Americans Debt Struggle Impacting Housing
By Roy Urrico
Finopotamus aims to highlight white papers, surveys and reports that provide a glimpse as to what is taking place and/or impacting credit unions and other organizations in the financial services industry.
Both homeowners and renters still feel the financial impact of COVID-19 and one in four have missed a rent or mortgage payment — including 40% who missed three or more payments — since the pandemic began.
That is one of the revelations gathered from an online poll "Real Estate Witch COVID-19 Impact Survey" of 1,000 Americans on March 10, 2021, by St. Louis-based Clever Real Estate. Previously Clever surveyed Americans about their financial well-being at the beginning of the pandemic (March 2020), one month in (April 2020), and six months in (September 2020).
Generally, renters are struggling more financially during the pandemic than homeowners. Renters are 20% more likely to report living paycheck to paycheck during the pandemic, 37% more likely to have no emergency savings, and 92% more likely to receive food stamps than homeowners.
Last September, 62% of survey respondents reported they were living paycheck to paycheck. That number has held steady, with 62% of respondents reporting they are currently living paycheck to paycheck.
Some key insights from the survey:
· One in four homeowners and 26% of renters missed at least one rent or mortgage payment during the past year.
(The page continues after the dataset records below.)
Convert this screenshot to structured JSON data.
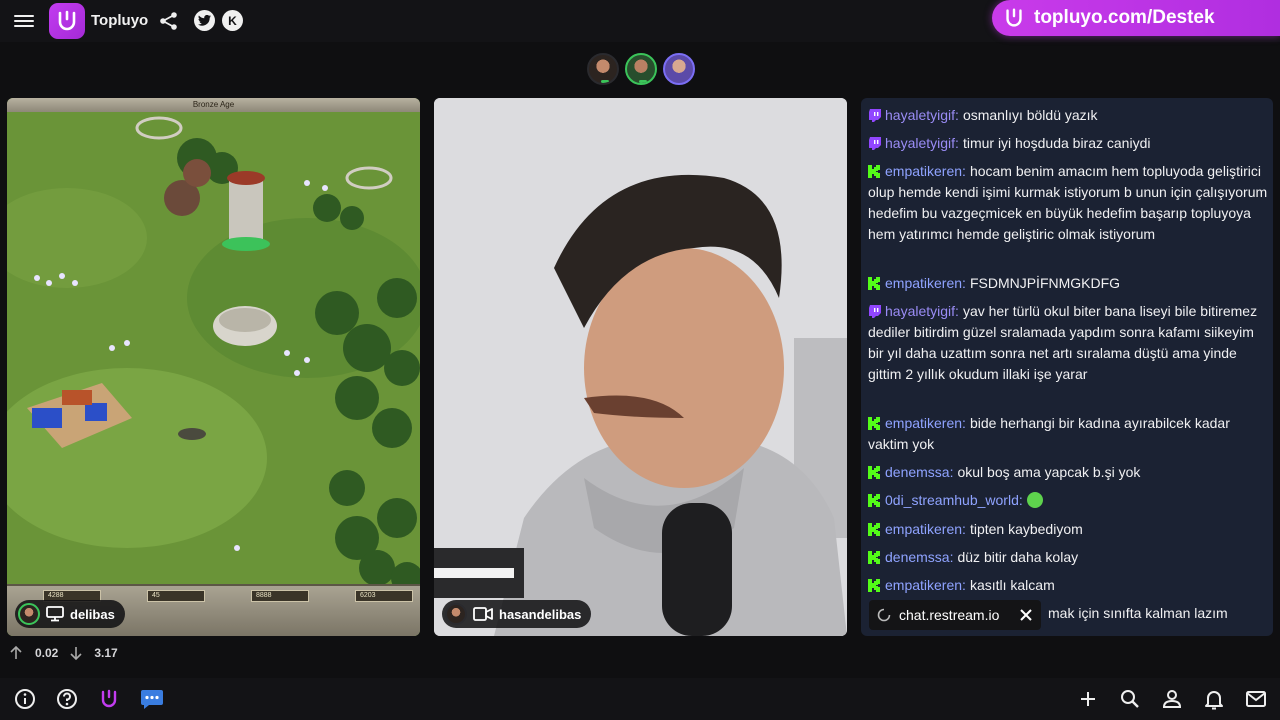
{
  "header": {
    "brand": "Topluyo",
    "promo_text": "topluyo.com/Destek",
    "kick_glyph": "K"
  },
  "game": {
    "top_label": "Bronze Age",
    "resources": [
      "4288",
      "45",
      "8888",
      "6203"
    ],
    "streamer_tag": "delibas"
  },
  "camera": {
    "streamer_tag": "hasandelibas"
  },
  "chat": {
    "messages": [
      {
        "platform": "twitch",
        "user": "hayaletyigif:",
        "text": "osmanlıyı böldü yazık"
      },
      {
        "platform": "twitch",
        "user": "hayaletyigif:",
        "text": "timur iyi hoşduda biraz caniydi"
      },
      {
        "platform": "kick",
        "user": "empatikeren:",
        "text": "hocam benim amacım hem topluyoda geliştirici olup hemde kendi işimi kurmak istiyorum b unun için çalışıyorum hedefim bu vazgeçmicek en büyük hedefim başarıp topluyoya hem yatırımcı hemde geliştiric olmak istiyorum"
      },
      {
        "platform": "kick",
        "user": "empatikeren:",
        "text": "FSDMNJPİFNMGKDFG"
      },
      {
        "platform": "twitch",
        "user": "hayaletyigif:",
        "text": "yav her türlü okul biter bana liseyi bile bitiremez dediler bitirdim güzel sralamada yapdım sonra kafamı siikeyim bir yıl daha uzattım sonra net artı sıralama düştü ama yinde gittim 2 yıllık okudum illaki işe yarar"
      },
      {
        "platform": "kick",
        "user": "empatikeren:",
        "text": "bide herhangi bir kadına ayırabilcek kadar vaktim yok"
      },
      {
        "platform": "kick",
        "user": "denemssa:",
        "text": "okul boş ama yapcak b.şi yok"
      },
      {
        "platform": "kick",
        "user": "0di_streamhub_world:",
        "text": ""
      },
      {
        "platform": "kick",
        "user": "empatikeren:",
        "text": "tipten kaybediyom"
      },
      {
        "platform": "kick",
        "user": "denemssa:",
        "text": "düz bitir daha kolay"
      },
      {
        "platform": "kick",
        "user": "empatikeren:",
        "text": "kasıtlı kalcam"
      }
    ],
    "partial_text": "mak için sınıfta kalman lazım",
    "restream_label": "chat.restream.io"
  },
  "stats": {
    "up_value": "0.02",
    "down_value": "3.17"
  },
  "colors": {
    "accent": "#c23cf0",
    "kick_green": "#53fc18",
    "twitch_purple": "#9a8cf5"
  }
}
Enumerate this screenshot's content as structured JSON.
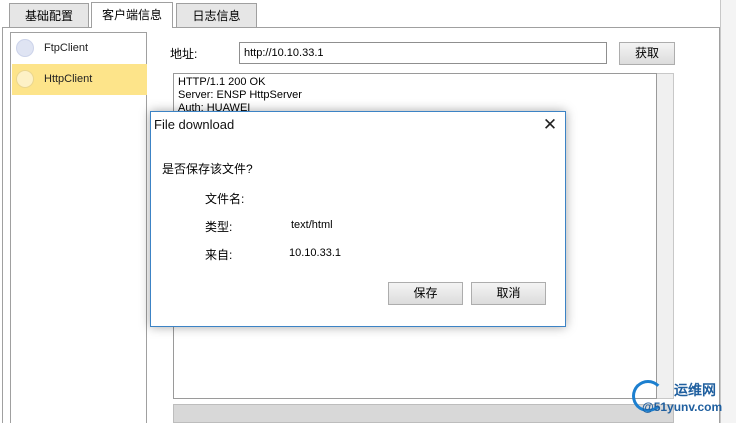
{
  "tabs": [
    {
      "label": "基础配置"
    },
    {
      "label": "客户端信息"
    },
    {
      "label": "日志信息"
    }
  ],
  "sidebar": {
    "items": [
      {
        "label": "FtpClient"
      },
      {
        "label": "HttpClient"
      }
    ]
  },
  "address": {
    "label": "地址:",
    "value": "http://10.10.33.1",
    "fetch_button": "获取"
  },
  "response": {
    "lines": [
      "HTTP/1.1 200 OK",
      "Server: ENSP HttpServer",
      "Auth: HUAWEI"
    ]
  },
  "dialog": {
    "title": "File download",
    "close": "✕",
    "question": "是否保存该文件?",
    "filename_label": "文件名:",
    "type_label": "类型:",
    "type_value": "text/html",
    "from_label": "来自:",
    "from_value": "10.10.33.1",
    "save_button": "保存",
    "cancel_button": "取消"
  },
  "watermark": {
    "line1": "运维网",
    "line2": "@51yunv.com"
  },
  "colors": {
    "selected_item": "#fde48a",
    "dialog_border": "#3c83c5"
  }
}
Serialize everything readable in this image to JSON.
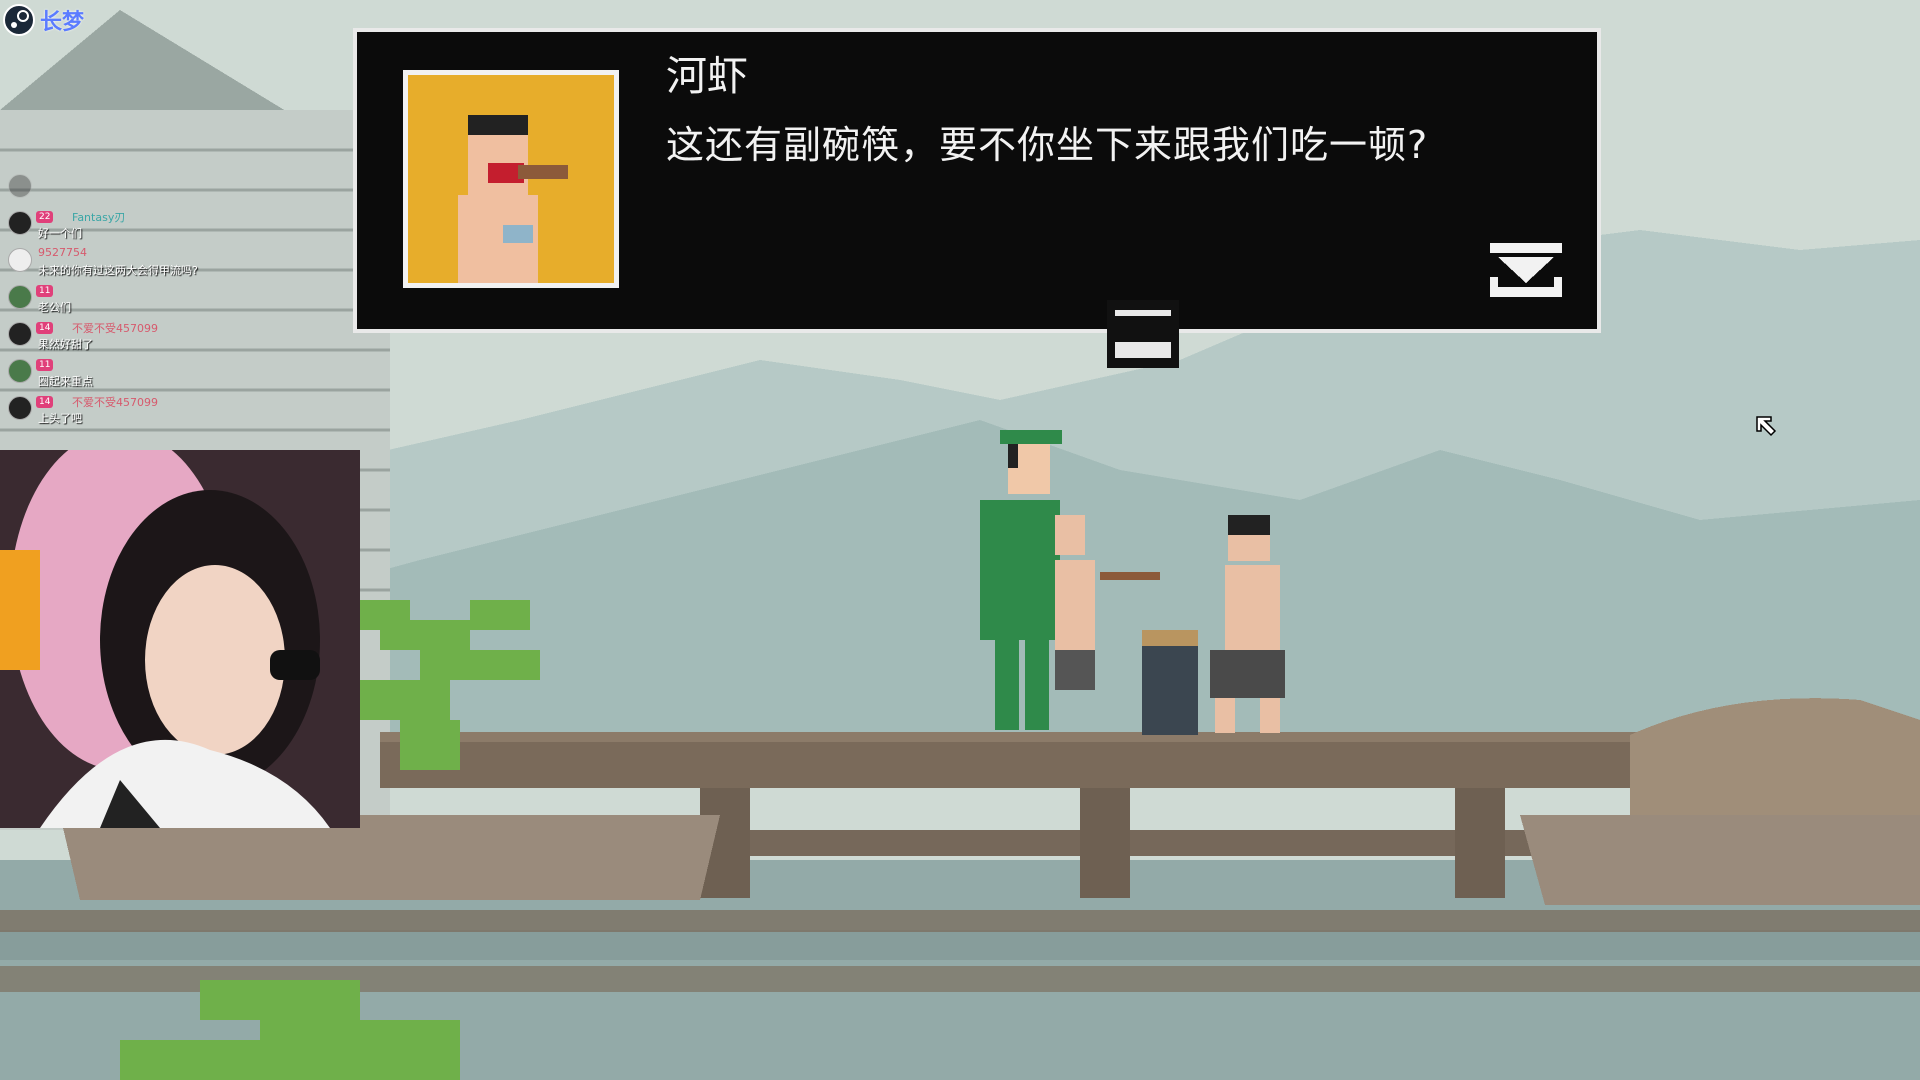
{
  "overlay": {
    "steam_label": "长梦",
    "chat": [
      {
        "level": "",
        "user": "",
        "text": "",
        "faded": true
      },
      {
        "level": "22",
        "user": "Fantasy刃",
        "text": "好一个们"
      },
      {
        "level": "",
        "user": "9527754",
        "text": "未来的你有过这两大会得甲流吗?"
      },
      {
        "level": "11",
        "user": "",
        "text": "老公们"
      },
      {
        "level": "14",
        "user": "不爱不受457099",
        "text": "果然好甜了"
      },
      {
        "level": "11",
        "user": "",
        "text": "圈起来重点"
      },
      {
        "level": "14",
        "user": "不爱不受457099",
        "text": "上头了吧"
      }
    ]
  },
  "dialog": {
    "speaker": "河虾",
    "line": "这还有副碗筷，要不你坐下来跟我们吃一顿?"
  },
  "colors": {
    "sky": "#cdd8d2",
    "mountain": "#9fb6b4",
    "bridge": "#7b6a5a",
    "water": "#8fa7a6",
    "portrait_bg": "#e7ad2b",
    "uniform": "#2f8a4a"
  }
}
· Sixty-one percent of respondents have lived paycheck to paycheck at some point during the pandemic.
· Twenty-eight percent spent their emergency savings since the pandemic began; 22% spent their emergency savings prior to the pandemic; 51% never had emergency savings in the first place.
· Almost 60% of Americans have accumulated more debt since the pandemic began, with 38% taking on more than $3,000 in additional debt in the last year.
· Renters are 56% more likely to say they are worse off financially now.
· Forty-three percent of homeowners had plans to sell their home in 2020 or 2021 — but 65% delayed selling or decided not to sell altogether. Among homeowners who still plan to sell their home, 77% say they expect to list their property in 2021, suggesting that nationwide inventory might see a bump. Almost 70% believe it is currently a good time to purchase a home.
Data scientist Francesca Ortegren, lead researcher of the study, pointed out as more people run out of their emergency savings and are forced to take on more debt to cover expenses, they expect to see impacts on credit unions and banks in a few ways. She noted, people have less money in savings, so financial institutions will allocate less toward interest paid on savings accounts; and because folks are taking on more debt — sometimes in the form of personal loans, there will be additional interest paid into the credit union and bank over time.
Ortegren added. “However, many areas of the country are lifting restrictions as the vaccine is more widely available and, as a result, more jobs are opening. We can expect people’s finances and the economy to start to normalize in the coming months, which may reduce the number of Americans who are taking on debt and spending their savings.”
The country should also expect to see an increase in housing inventory — which means more homes sold, suggested Ortegren. “Banks and credit unions who offer mortgages should see a surge in mortgage loans in the coming months. What is more, home values are still very inflated, so those mortgages are going to be larger and, therefore, bring in more money for lenders.”
Until inventory rises, buyers must compete over a limited housing supply. Among people who still plan to sell their homes, 77% say they will list their properties before the end of 2021, with May, June, and September standing out as the most popular months. Still, it may be some time before all homeowners feel comfortable listing their homes. Nearly one-quarter of prospective home sellers (23%) plan to delay until 2022 or later.